In Aim 1, we will leverage existing and emerging data from our genome-wide screens in yeast (R01 CA 129604-01A1 Phenotype-based approach to find gene interactions underlying breast cancer risk;PI: Paulovich) to identify gene-gene interactions likely to underlie susceptibility for breast cancer in humans. Putative human orthologs of interacting yeast genes will be identified using sophisticated data analysis tools. An integrative genomics analysis will then be used to further prioritize gene pairs with high probability of contributing to breast cancer susceptibility based on genomics datasets and networks derived from human breast cancers. Although model organisms can be genetically altered and their environments manipulated to test predictions about contributions of specific gene variants to risk, there are limitations of single or multiple gene knockout or mutant approaches as the sole means to test predictions;hence in Aim 2 we will test the functional significance in human mammary epithelial cells (HMEC) of synthetic or synergistic gene-gene interactions discovered in yeast and prioritized in Aim 1.
In Aim 3, gene- gene interactions functionally verified in HMEC will be tested for association with breast cancer susceptibility using existing and emerging GWAS datasets on human breast cancer. The premise of using sensitivity to DNA damage as an intermediate phenotype is reasonable given the abundance of evidence that defects in this pathway cause germline predisposition to breast cancer. This work will complement and extend the current GWAS studies since significant increases in risk may only be apparent when variant alleles are considered in combination (epistasis), and hence these risk alleles will be frequently missed in GWA studies.
This proposal is relevant to public health for two reasons.
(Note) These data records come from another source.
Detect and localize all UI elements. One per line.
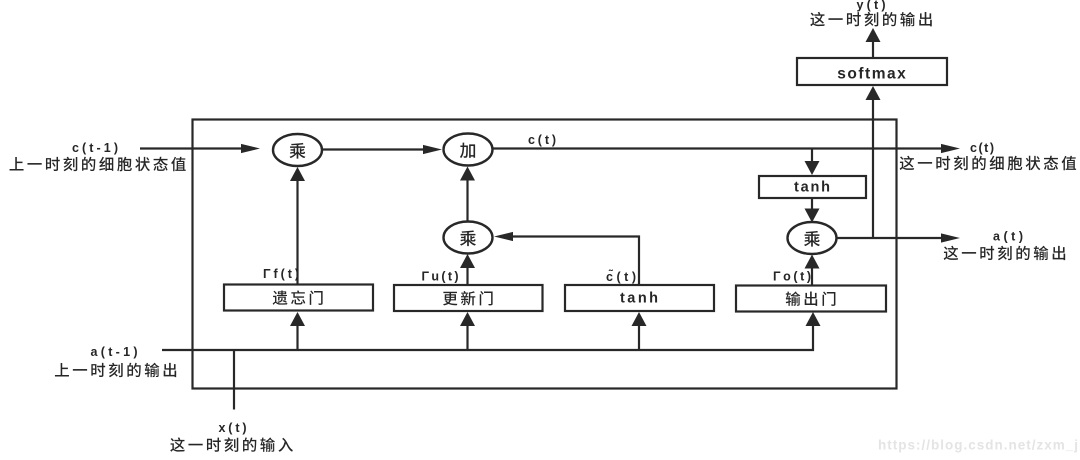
- svg-text:softmax: softmax: [837, 66, 907, 83]
- svg-text:c(t): c(t): [970, 141, 994, 155]
- svg-text:https://blog.csdn.net/zxm_jin: https://blog.csdn.net/zxm_jin: [878, 438, 1080, 453]
- svg-text:tanh: tanh: [794, 179, 831, 195]
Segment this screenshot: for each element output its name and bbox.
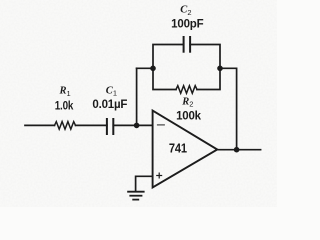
svg-text:1.0k: 1.0k [55,101,74,113]
wire corner to left feedback node [137,67,153,69]
wire C1 to inverting input [113,124,152,126]
svg-text:741: 741 [169,140,187,155]
wire C2 left branch [153,45,184,69]
wire noninverting input [136,176,153,191]
node left feedback junction [150,66,156,72]
capacitor C2 [184,37,191,52]
node output junction [234,147,240,153]
capacitor C1 [107,119,113,134]
node right feedback junction [217,66,223,72]
wire input [25,124,55,126]
wire output [217,149,260,151]
wire right feedback to output [220,68,237,149]
svg-text:100k: 100k [176,110,202,122]
wire R2 left branch [153,68,176,89]
wire C2 right branch [190,45,220,69]
wire R1 to C1 [76,124,107,126]
svg-text:0.01µF: 0.01µF [92,99,127,111]
node A junction inverting input [134,123,140,129]
op-amp U1 triangle [153,111,218,188]
svg-text:100pF: 100pF [171,19,203,31]
resistor R1 [55,122,76,130]
resistor R2 [176,86,197,94]
ground [128,192,144,200]
pin plus [157,173,162,178]
wire node A up [136,68,138,125]
wire R2 right branch [197,68,220,89]
pin minus [158,124,165,126]
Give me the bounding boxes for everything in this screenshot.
First, it will test a novel paradigm for discovering gene-gene and pathway-pathway interactions underlying breast cancer susceptibility in humans. This is significant because our current inability to detect gene-gene interactions is a major impediment to the identification of susceptibility loci. Second, understanding breast cancer risk has important public health implications. Although early detection has reduced mortality from the disease, the cost of screening the population at large is a tremendous public health burden;a recent analysis focusing on the direct medical costs associated with breast cancer screening, follow-up, and treatment found that U.S. screening patterns from 1990 to 2000 resulted in a gain of 1.7 million QALYs for an additional cost of $62.5 billion compared with no screening. Determination of an individual's susceptibility would facilitate cost-effective cancer screening programs tailored to an individual's risk profile, identify women who will most benefit from prevention strategies, and elucidate underlying disease mechanisms, potentially leading to targeted therapeutics or chemoprevention agents. Ultimately, this information may aid the design of targeted epidemiology studies in human populations.